Romão Lopes tem 85 anos e carrega no corpo e na memória as marcas de uma luta que ajudou a mudar o rumo da Guiné-Bissau. Combatente da luta armada que levou à independência do país, em 1973, Romão é hoje um cidadão entristecido, que se sente deixado para trás pela pátria que ajudou a erguer. “Sinto-me esquecido por este país”, afirma com a voz pausada, mas carregada de desilusão.
Em conversa com a BANTUMEN, pelas ruas de Bissau, o antigo engenheiro mecânico e técnico em metrologia recorda os dias em que sonhava com uma Guiné-Bissau livre, justa e próspera. Romão Lopes trabalhou lado a lado com Victor Saúde Maria, primeiro-chefe de governo da Guiné-Bissau independente. Mas, mais de quatro décadas depois, sente que os ideais pelos quais lutou foram abandonados. “Esta situação não começou hoje. Vem de longe. O país virou as costas a quem o ergueu”, afirma.
A mágoa de Romão não é apenas individual, é coletiva e simbólica. O antigo combatente lamenta a forma como os pilares do país – como a agricultura e a cultura – foram deixados ao abandono pelas sucessivas lideranças. “A grandeza de um país está na agricultura. Mas a terra está ao abandono”, critica, destacando que um país sem produção agrícola está condenado a depender do exterior. “A terra está fértil, mas desprezada. Um país sem agricultura é um país sem futuro”.
Romão aponta também o dedo à crescente desvalorização da identidade cultural guineense. Para ele, a Guiné-Bissau está a perder os seus traços mais autênticos ao adotar modelos estrangeiros, em detrimento dos seus próprios saberes, línguas e símbolos. “Como é que um povo pode crescer se não reconhece a sua cultura? Os nossos símbolos, os nossos saberes, as nossas línguas estão a desaparecer das escolas, dos programas, da consciência coletiva”, denuncia.
Apesar da frustração, Romão mantém viva a esperança num futuro diferente. A sua mensagem é clara: é preciso resgatar o compromisso com a pátria e romper com o ciclo de desinteresse e desmemória que marca a elite política guineense desde a independência. “Eu já não tenho tempo. Mas os jovens ainda têm. E é a eles que deixo esse apelo”.

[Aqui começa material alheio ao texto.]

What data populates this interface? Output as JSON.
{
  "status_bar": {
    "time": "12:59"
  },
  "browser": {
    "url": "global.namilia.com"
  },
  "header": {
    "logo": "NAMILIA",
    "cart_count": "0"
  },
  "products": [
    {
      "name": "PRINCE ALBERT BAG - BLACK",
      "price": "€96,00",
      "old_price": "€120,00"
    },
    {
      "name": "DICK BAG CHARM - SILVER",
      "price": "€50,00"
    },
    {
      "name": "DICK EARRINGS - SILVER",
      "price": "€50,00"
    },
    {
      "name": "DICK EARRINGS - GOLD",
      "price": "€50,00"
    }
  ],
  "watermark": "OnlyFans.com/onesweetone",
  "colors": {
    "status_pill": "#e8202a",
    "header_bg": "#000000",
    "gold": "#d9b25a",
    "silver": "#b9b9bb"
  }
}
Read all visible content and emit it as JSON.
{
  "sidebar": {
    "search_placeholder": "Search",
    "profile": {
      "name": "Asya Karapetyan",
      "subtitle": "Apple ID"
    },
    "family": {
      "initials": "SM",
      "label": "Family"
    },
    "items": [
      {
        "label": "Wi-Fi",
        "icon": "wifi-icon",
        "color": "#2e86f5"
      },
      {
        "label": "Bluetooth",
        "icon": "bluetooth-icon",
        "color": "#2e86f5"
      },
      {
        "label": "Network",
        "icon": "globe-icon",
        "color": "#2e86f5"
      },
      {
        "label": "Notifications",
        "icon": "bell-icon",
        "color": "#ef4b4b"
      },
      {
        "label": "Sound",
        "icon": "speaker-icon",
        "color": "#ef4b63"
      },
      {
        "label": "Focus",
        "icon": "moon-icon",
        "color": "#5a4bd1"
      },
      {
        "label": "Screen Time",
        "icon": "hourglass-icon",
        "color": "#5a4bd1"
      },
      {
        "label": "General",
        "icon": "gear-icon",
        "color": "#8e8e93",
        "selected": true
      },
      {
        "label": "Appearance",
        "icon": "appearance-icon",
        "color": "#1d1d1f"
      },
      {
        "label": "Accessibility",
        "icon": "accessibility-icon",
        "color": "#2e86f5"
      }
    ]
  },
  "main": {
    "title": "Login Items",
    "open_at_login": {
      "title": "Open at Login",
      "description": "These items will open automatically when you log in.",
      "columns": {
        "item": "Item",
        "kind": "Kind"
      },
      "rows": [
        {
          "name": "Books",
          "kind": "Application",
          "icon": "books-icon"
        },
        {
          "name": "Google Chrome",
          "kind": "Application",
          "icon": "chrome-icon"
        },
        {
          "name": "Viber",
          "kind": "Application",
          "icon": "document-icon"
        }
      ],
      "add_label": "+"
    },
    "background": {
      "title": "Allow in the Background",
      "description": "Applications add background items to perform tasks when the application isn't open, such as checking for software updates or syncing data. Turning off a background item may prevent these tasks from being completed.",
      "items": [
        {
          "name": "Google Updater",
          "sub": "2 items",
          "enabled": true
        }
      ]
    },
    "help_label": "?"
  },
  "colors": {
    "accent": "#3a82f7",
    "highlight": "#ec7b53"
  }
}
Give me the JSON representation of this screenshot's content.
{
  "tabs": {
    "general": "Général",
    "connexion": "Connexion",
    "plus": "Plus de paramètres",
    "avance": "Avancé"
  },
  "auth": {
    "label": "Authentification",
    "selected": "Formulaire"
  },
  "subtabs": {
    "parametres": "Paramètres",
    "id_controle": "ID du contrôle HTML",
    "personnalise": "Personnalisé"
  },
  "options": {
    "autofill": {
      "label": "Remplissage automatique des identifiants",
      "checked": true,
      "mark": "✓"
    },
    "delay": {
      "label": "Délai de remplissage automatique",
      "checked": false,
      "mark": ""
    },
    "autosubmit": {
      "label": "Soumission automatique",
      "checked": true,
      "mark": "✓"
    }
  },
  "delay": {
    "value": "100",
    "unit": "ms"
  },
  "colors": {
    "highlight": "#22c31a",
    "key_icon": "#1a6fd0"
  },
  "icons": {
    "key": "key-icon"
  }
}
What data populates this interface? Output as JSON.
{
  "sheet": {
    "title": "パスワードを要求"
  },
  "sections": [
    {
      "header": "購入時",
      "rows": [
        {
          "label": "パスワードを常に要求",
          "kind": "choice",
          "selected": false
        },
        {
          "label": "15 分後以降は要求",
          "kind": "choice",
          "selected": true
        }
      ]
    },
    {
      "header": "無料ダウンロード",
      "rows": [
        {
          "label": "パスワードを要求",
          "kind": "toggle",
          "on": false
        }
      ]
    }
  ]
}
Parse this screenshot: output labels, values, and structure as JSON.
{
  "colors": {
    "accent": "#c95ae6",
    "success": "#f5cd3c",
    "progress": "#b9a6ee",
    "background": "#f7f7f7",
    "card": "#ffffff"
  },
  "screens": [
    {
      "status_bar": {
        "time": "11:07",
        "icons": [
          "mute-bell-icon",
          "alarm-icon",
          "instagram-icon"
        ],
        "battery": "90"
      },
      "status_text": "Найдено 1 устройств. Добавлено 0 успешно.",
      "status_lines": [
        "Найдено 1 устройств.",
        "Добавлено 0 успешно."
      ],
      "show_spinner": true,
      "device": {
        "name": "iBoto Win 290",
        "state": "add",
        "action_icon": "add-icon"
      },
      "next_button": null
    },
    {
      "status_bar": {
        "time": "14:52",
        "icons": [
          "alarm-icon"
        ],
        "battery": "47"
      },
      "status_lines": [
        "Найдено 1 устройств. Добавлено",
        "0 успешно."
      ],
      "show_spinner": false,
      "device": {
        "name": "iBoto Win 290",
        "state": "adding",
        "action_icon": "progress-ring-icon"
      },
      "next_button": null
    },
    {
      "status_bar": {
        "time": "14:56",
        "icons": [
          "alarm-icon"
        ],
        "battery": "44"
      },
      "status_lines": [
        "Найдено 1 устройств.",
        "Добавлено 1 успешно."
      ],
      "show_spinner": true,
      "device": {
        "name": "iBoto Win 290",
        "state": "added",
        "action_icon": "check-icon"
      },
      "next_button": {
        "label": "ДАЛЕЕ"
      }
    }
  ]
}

Num país onde a memória dos que lutaram pela liberdade muitas vezes se apaga com o tempo, Romão Lopes continua a lembrar que o passado não deve ser ignorado. As suas palavras são um testemunho vivo de quem sonhou com um país melhor e ainda acredita que é possível reconstruí-lo, desde que não se perca a ligação à terra, à cultura e à verdade.